One of the options is tariff free trade as a customs union, like in the case of Turkey.

Also, the UK will have to decide how much of the current EU trade regulations that is wishes to tear up, and whether sector arrangements, such as a ‘passport’ suggested for the financial services, can be agreed upon.

It will also be up to the remaining 27 members of the trade bloc, in just how difficult that they wish to make life for the UK.

Paul Hollingsworth, a UK economist with research group Capital Economics, said, “It’s really up to the politicians which free trade agreement that they design, and the concessions that the UK will have to make. One the most significant examples is access to the single market in terms of a fresh deal with the EU. That may come with freedom of movement, which is unlikely to be politically viable to Theresa May’s new administration.”

“Outside of the EU, trade deals can be about goods and services only, and do not have to include people. The EU deal will decide to a large degree how much more control over migration the UK has.
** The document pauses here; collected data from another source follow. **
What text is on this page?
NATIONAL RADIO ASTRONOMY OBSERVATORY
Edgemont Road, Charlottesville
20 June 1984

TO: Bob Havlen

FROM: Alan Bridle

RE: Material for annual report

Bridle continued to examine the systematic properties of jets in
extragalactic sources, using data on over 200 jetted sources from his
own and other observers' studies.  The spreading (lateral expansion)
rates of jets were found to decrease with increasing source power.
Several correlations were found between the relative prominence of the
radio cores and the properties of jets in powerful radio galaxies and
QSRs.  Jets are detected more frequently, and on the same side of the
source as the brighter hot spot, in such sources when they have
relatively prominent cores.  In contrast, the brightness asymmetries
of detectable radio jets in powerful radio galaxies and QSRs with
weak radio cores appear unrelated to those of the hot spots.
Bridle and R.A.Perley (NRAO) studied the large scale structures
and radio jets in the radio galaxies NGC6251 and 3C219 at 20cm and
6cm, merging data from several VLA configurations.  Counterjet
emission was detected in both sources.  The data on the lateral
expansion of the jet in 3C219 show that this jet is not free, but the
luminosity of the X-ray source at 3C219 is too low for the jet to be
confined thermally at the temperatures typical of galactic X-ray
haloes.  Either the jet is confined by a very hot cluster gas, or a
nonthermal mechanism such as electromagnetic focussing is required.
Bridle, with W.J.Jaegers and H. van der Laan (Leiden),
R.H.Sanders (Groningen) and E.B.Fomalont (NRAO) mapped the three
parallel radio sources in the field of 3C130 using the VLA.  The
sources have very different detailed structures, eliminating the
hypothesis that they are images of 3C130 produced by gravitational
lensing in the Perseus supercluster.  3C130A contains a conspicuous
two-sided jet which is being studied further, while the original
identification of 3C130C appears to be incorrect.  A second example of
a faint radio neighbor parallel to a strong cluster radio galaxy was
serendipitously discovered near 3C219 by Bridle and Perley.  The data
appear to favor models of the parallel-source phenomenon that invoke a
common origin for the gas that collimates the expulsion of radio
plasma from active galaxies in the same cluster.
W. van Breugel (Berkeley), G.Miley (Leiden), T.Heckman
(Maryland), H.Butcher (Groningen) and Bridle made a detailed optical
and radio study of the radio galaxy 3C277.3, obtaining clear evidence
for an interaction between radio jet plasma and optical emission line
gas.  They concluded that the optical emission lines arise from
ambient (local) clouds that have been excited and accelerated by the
“The most advantageous trade deals that the UK should agree on are with fast growing and emerging economies. China’s growth might have slowed down, but there is still a rapidly growing with the middle class, with increased demand for goods and services.”


In a recent study, London and Brussels based think tank Open Europe said that they were not optimistic about the UK out of the EU.

GDP is now likely to drop by 0.5% to 1.5% in the long run if a reasonable trade deal is struck between the EU and the UK.

After agreeing terms with the EU, the UK would then need to open its borders to the rest of the world.

Open Europe cited countries, such as Norway, Australia and Canada, who have covered a large portion of their trade with bilateral free trade deals.

GDP is now likely to drop by 0.5% to 1.5% in the long run if a reasonable trade deal is struck between the EU and the UK

An option for the UK would be to ditch the all or nothing approach of the EU, allowing the UK to strike agreements on removing tariffs and non-tariff barriers.

This would make sense for deals with emerging market economies, such as China, India and Brazil, where tariffs are relatively high and the majority of UK trade is in goods.

Geographically, Asian could prove to be rich pickings for the UK, the think tank believed. Alongside China and India, there are the Japanese and ASEAN markets.

Potentially, the UK could increase their GDP by up to 0.6% if free trade deals are put in place in Asia, reducing any negative effects of ‘Brexit’.

Renegotiation of current agreements could also prove profitable, particularly for the UK’s huge service industry.

According to Open Europe, only 11 of the 33 EU free trade agreements cover services, leaving opportunities open for basic treaties for goods and tariffs.